Снег уже растаял, и многолюдная площадь превратилась в растоптанное озеро грязи и жидкого навоза. Между торговых рядов сикось-накось были брошены дощатые мостки. Новицкий выждал, когда неповоротливый Суфьян со своей корзиной отстанет где-нибудь в сутолоке, и приблизился к Назифе.
– Назыфа, зробишь ласку, послухай мэнэ, – торопливо попросил он.
Назифа прошла мимо, не оглянувшись. Новицкий поспешил за ней.

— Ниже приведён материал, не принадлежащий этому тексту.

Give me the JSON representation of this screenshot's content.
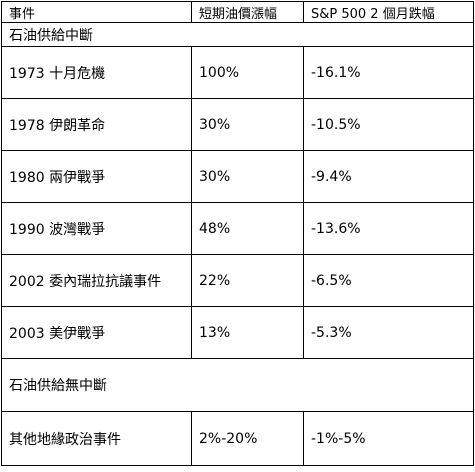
{
  "table": {
    "headers": [
      "事件",
      "短期油價漲幅",
      "S&P 500 2 個月跌幅"
    ],
    "section_supply_disrupted": "石油供給中斷",
    "disrupted_rows": [
      {
        "event": "1973 十月危機",
        "oil_rise": "100%",
        "sp_drop": "-16.1%"
      },
      {
        "event": "1978 伊朗革命",
        "oil_rise": "30%",
        "sp_drop": "-10.5%"
      },
      {
        "event": "1980 兩伊戰爭",
        "oil_rise": "30%",
        "sp_drop": "-9.4%"
      },
      {
        "event": "1990 波灣戰爭",
        "oil_rise": "48%",
        "sp_drop": "-13.6%"
      },
      {
        "event": "2002 委內瑞拉抗議事件",
        "oil_rise": "22%",
        "sp_drop": "-6.5%"
      },
      {
        "event": "2003 美伊戰爭",
        "oil_rise": "13%",
        "sp_drop": "-5.3%"
      }
    ],
    "section_supply_not_disrupted": "石油供給無中斷",
    "not_disrupted_rows": [
      {
        "event": "其他地緣政治事件",
        "oil_rise": "2%-20%",
        "sp_drop": "-1%-5%"
      }
    ]
  }
}
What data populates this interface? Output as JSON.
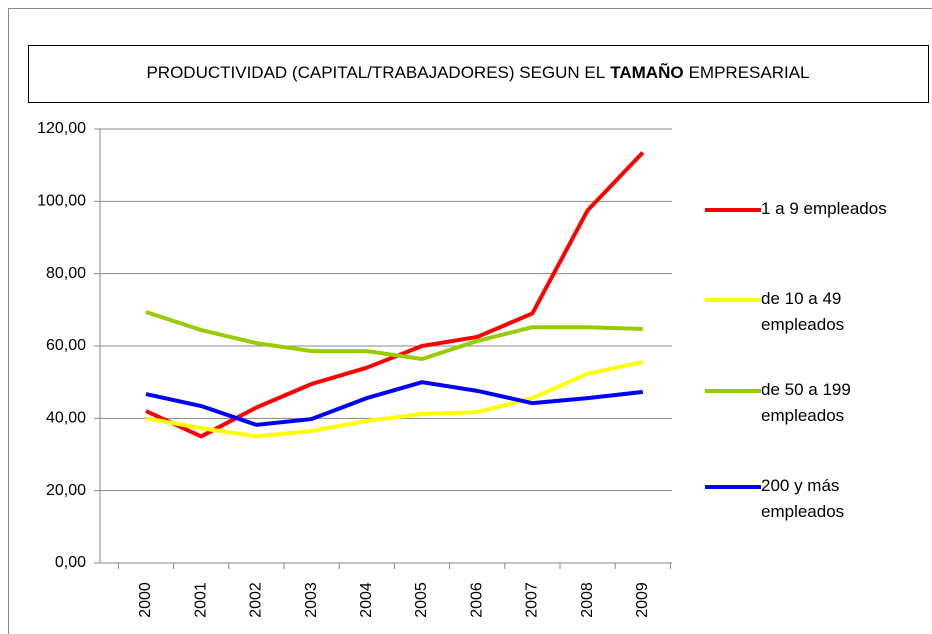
{
  "chart_data": {
    "type": "line",
    "title": [
      "PRODUCTIVIDAD (CAPITAL/TRABAJADORES) SEGUN EL",
      "TAMAÑO",
      "EMPRESARIAL"
    ],
    "title_bold": [
      false,
      true,
      false
    ],
    "categories": [
      "2000",
      "2001",
      "2002",
      "2003",
      "2004",
      "2005",
      "2006",
      "2007",
      "2008",
      "2009"
    ],
    "series": [
      {
        "name": "1 a 9 empleados",
        "color": "#ff0000",
        "values": [
          42,
          35,
          43,
          49.5,
          54,
          60,
          62.5,
          69,
          97.5,
          113.5
        ]
      },
      {
        "name": "de 10 a 49 empleados",
        "color": "#ffff00",
        "values": [
          40,
          37.3,
          35,
          36.5,
          39.3,
          41.2,
          41.7,
          45.6,
          52.3,
          55.6
        ]
      },
      {
        "name": "de 50 a 199 empleados",
        "color": "#99cc00",
        "values": [
          69.4,
          64.4,
          60.8,
          58.6,
          58.6,
          56.4,
          61.4,
          65.2,
          65.2,
          64.7
        ]
      },
      {
        "name": "200 y más empleados",
        "color": "#0000ff",
        "values": [
          46.7,
          43.4,
          38.2,
          39.8,
          45.6,
          50,
          47.6,
          44.2,
          45.6,
          47.3
        ]
      }
    ],
    "ylim": [
      0,
      120
    ],
    "yticks": [
      {
        "value": 0,
        "label": "0,00"
      },
      {
        "value": 20,
        "label": "20,00"
      },
      {
        "value": 40,
        "label": "40,00"
      },
      {
        "value": 60,
        "label": "60,00"
      },
      {
        "value": 80,
        "label": "80,00"
      },
      {
        "value": 100,
        "label": "100,00"
      },
      {
        "value": 120,
        "label": "120,00"
      }
    ],
    "grid": true
  }
}
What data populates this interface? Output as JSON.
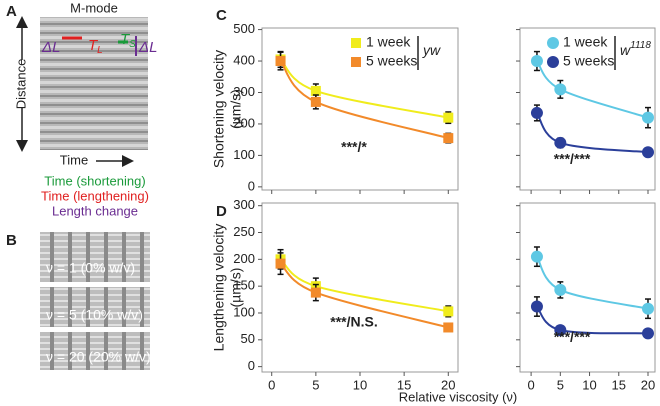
{
  "panel_a": {
    "letter": "A",
    "title": "M-mode",
    "y_label": "Distance",
    "x_label": "Time",
    "image_labels": {
      "delta_l_left": "ΔL",
      "t_l": "T",
      "t_l_sub": "L",
      "t_s": "T",
      "t_s_sub": "S",
      "delta_l_right": "ΔL"
    },
    "legend": [
      {
        "text": "Time (shortening)",
        "color": "#1a9a3a"
      },
      {
        "text": "Time (lengthening)",
        "color": "#e02020"
      },
      {
        "text": "Length change",
        "color": "#6a2c91"
      }
    ]
  },
  "panel_b": {
    "letter": "B",
    "images": [
      "ν = 1 (0% w/v)",
      "ν = 5 (10% w/v)",
      "ν = 20 (20% w/v)"
    ]
  },
  "panel_c_letter": "C",
  "panel_d_letter": "D",
  "x_label": "Relative viscosity (ν)",
  "chart_data": [
    {
      "type": "scatter",
      "x": [
        1,
        5,
        20
      ],
      "marker": "square",
      "series": [
        {
          "name": "1 week",
          "color": "#f0ec1c",
          "values": [
            405,
            305,
            220
          ],
          "errors": [
            25,
            22,
            18
          ]
        },
        {
          "name": "5 weeks",
          "color": "#f28a2a",
          "values": [
            400,
            270,
            155
          ],
          "errors": [
            28,
            22,
            15
          ]
        }
      ],
      "xlim": [
        -1.1,
        21.1
      ],
      "xticks": [
        0,
        5,
        10,
        15,
        20
      ],
      "xtick_labels": false,
      "ylim": [
        -10,
        505
      ],
      "yticks": [
        0,
        100,
        200,
        300,
        400,
        500
      ],
      "ytick_labels": true,
      "y_label": [
        "Shortening velocity",
        "(µm/s)"
      ],
      "legend": "upper right",
      "legend_title": "yw",
      "annotation": "***/*"
    },
    {
      "type": "scatter",
      "x": [
        1,
        5,
        20
      ],
      "marker": "circle",
      "series": [
        {
          "name": "1 week",
          "color": "#5ec8e4",
          "values": [
            400,
            310,
            220
          ],
          "errors": [
            30,
            28,
            32
          ]
        },
        {
          "name": "5 weeks",
          "color": "#2b3f9a",
          "values": [
            235,
            140,
            110
          ],
          "errors": [
            25,
            15,
            12
          ]
        }
      ],
      "xlim": [
        -1.9,
        21.2
      ],
      "xticks": [
        0,
        5,
        10,
        15,
        20
      ],
      "xtick_labels": false,
      "ylim": [
        -10,
        505
      ],
      "yticks": [
        0,
        100,
        200,
        300,
        400,
        500
      ],
      "ytick_labels": false,
      "legend": "upper right",
      "legend_title": "w",
      "legend_title_sup": "1118",
      "annotation": "***/***"
    },
    {
      "type": "scatter",
      "x": [
        1,
        5,
        20
      ],
      "marker": "square",
      "series": [
        {
          "color": "#f0ec1c",
          "values": [
            200,
            150,
            103
          ],
          "errors": [
            18,
            15,
            10
          ]
        },
        {
          "color": "#f28a2a",
          "values": [
            192,
            138,
            73
          ],
          "errors": [
            20,
            15,
            6
          ]
        }
      ],
      "xlim": [
        -1.1,
        21.1
      ],
      "xticks": [
        0,
        5,
        10,
        15,
        20
      ],
      "xtick_labels": true,
      "ylim": [
        -10,
        305
      ],
      "yticks": [
        0,
        50,
        100,
        150,
        200,
        250,
        300
      ],
      "ytick_labels": true,
      "y_label": [
        "Lengthening velocity",
        "(µm/s)"
      ],
      "annotation": "***/N.S."
    },
    {
      "type": "scatter",
      "x": [
        1,
        5,
        20
      ],
      "marker": "circle",
      "series": [
        {
          "color": "#5ec8e4",
          "values": [
            205,
            143,
            108
          ],
          "errors": [
            18,
            15,
            18
          ]
        },
        {
          "color": "#2b3f9a",
          "values": [
            112,
            68,
            62
          ],
          "errors": [
            18,
            8,
            8
          ]
        }
      ],
      "xlim": [
        -1.9,
        21.2
      ],
      "xticks": [
        0,
        5,
        10,
        15,
        20
      ],
      "xtick_labels": true,
      "ylim": [
        -10,
        305
      ],
      "yticks": [
        0,
        50,
        100,
        150,
        200,
        250,
        300
      ],
      "ytick_labels": false,
      "annotation": "***/***"
    }
  ]
}
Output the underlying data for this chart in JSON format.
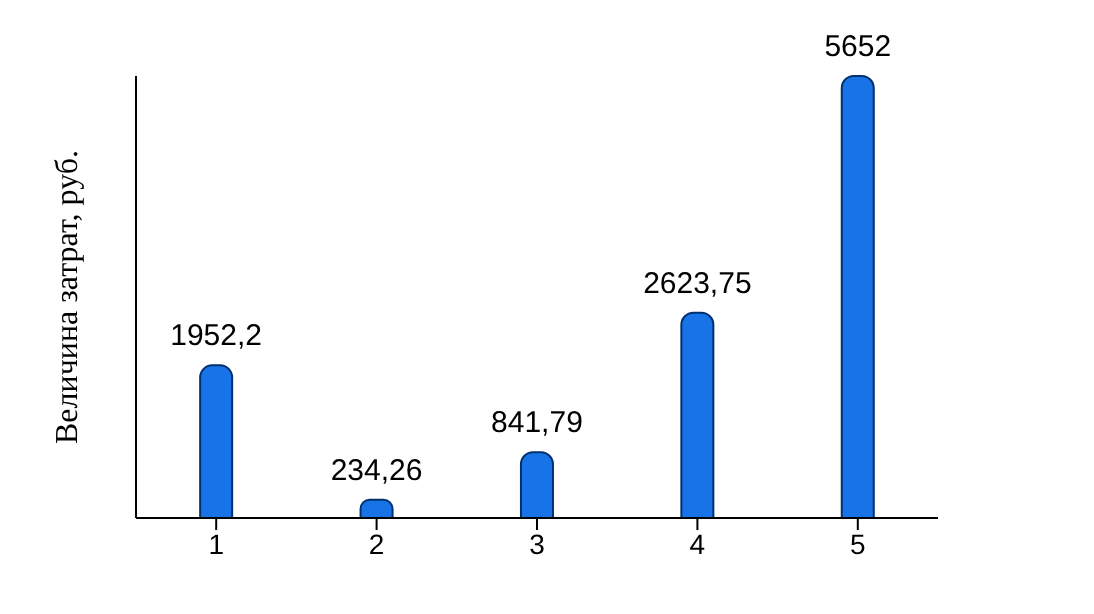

– Назыфа, прошу, допоможи мэни с жонкой Хасыма побачитися, – просил Григорий Ильич. – Хоманя мэни дюже потрибна…
Назифа ничего не ответила. Но она вспомнила этого мужчину с серьгой. Она видела его в Тобольске и раньше, а недавно он напугал Хамуну, когда Назифа оставила её возле кабака, чтобы купить у кабатчика чех на бороду.
Григорий Ильич не прекратил попыток достучаться до сердца Назифы. Бродить по Бухарской слободе ему, русскому, было несподручно – там он слишком заметен, и он продолжал караулить суровую жену Касыма на рынке. Через несколько дней он снова встретил её.
– Назыфа! – тотчас отчаянно окликнул он. – Звэди мэне з Хоманею!
На этот раз Назифа остановилась и пристально всмотрелась в Григория Ильича. Откуда он знает Хамуну? Неужели она, Назифа, плохо исполняла свой долг хранительницы очага, и наложница её супруга, оказавшись без присмотра, снюхалась с другим мужчиной? Этого не может быть!
– Откуда тебе известна Хамуна? – строго спросила Назифа.
– Зустрив еи, ковды вона жыла ще в Пэвлоре, – пояснил Новицкий. – Допоможи мэни с ею побачитися…
– Зачем?
– Трэба мэни, – беспомощно пробормотал Григорий Ильич.
Назифа не сводила глаз с Новицкого. Хвала Аллаху, она не виновата: этот мужчина знал Хамуну ещё по языческой жизни в тайге. Назифа уже видала Новицкого раньше – он всегда был рядом со старым русским имамом, а Касым рассказывал, что русский имам со своими подручными плавал по Оби и крестил инородцев. Вот, значит, каким образом Новицкий, спутник имама, встретил остяцкую девку – будущую наложницу тобольского тожира.
Но не просто встретил. Назифа рассматривала Новицкого как опытная женщина. Он болен любовью. Это видно. В его тёмных глазах – тоска умирающего зверя. Его дух иссушён жаждой по возлюбленной. Он исхудал, потому что его жизнь – бесконечная погоня за ускользающим счастьем. Может, этого счастья и вовсе нет, и мужчина гонится за обольстительным гулем, злым джинном. Он меджнун – безумец, одержимый тягой к своей Лейле. Если бы этот человек чтил веру Пророка, его исцелил бы аят «Уль-Курси» или сура «Бакара», однако меджнун, конечно, не ведает истинного бога, а потому сгинет. Все меджнуны погибают.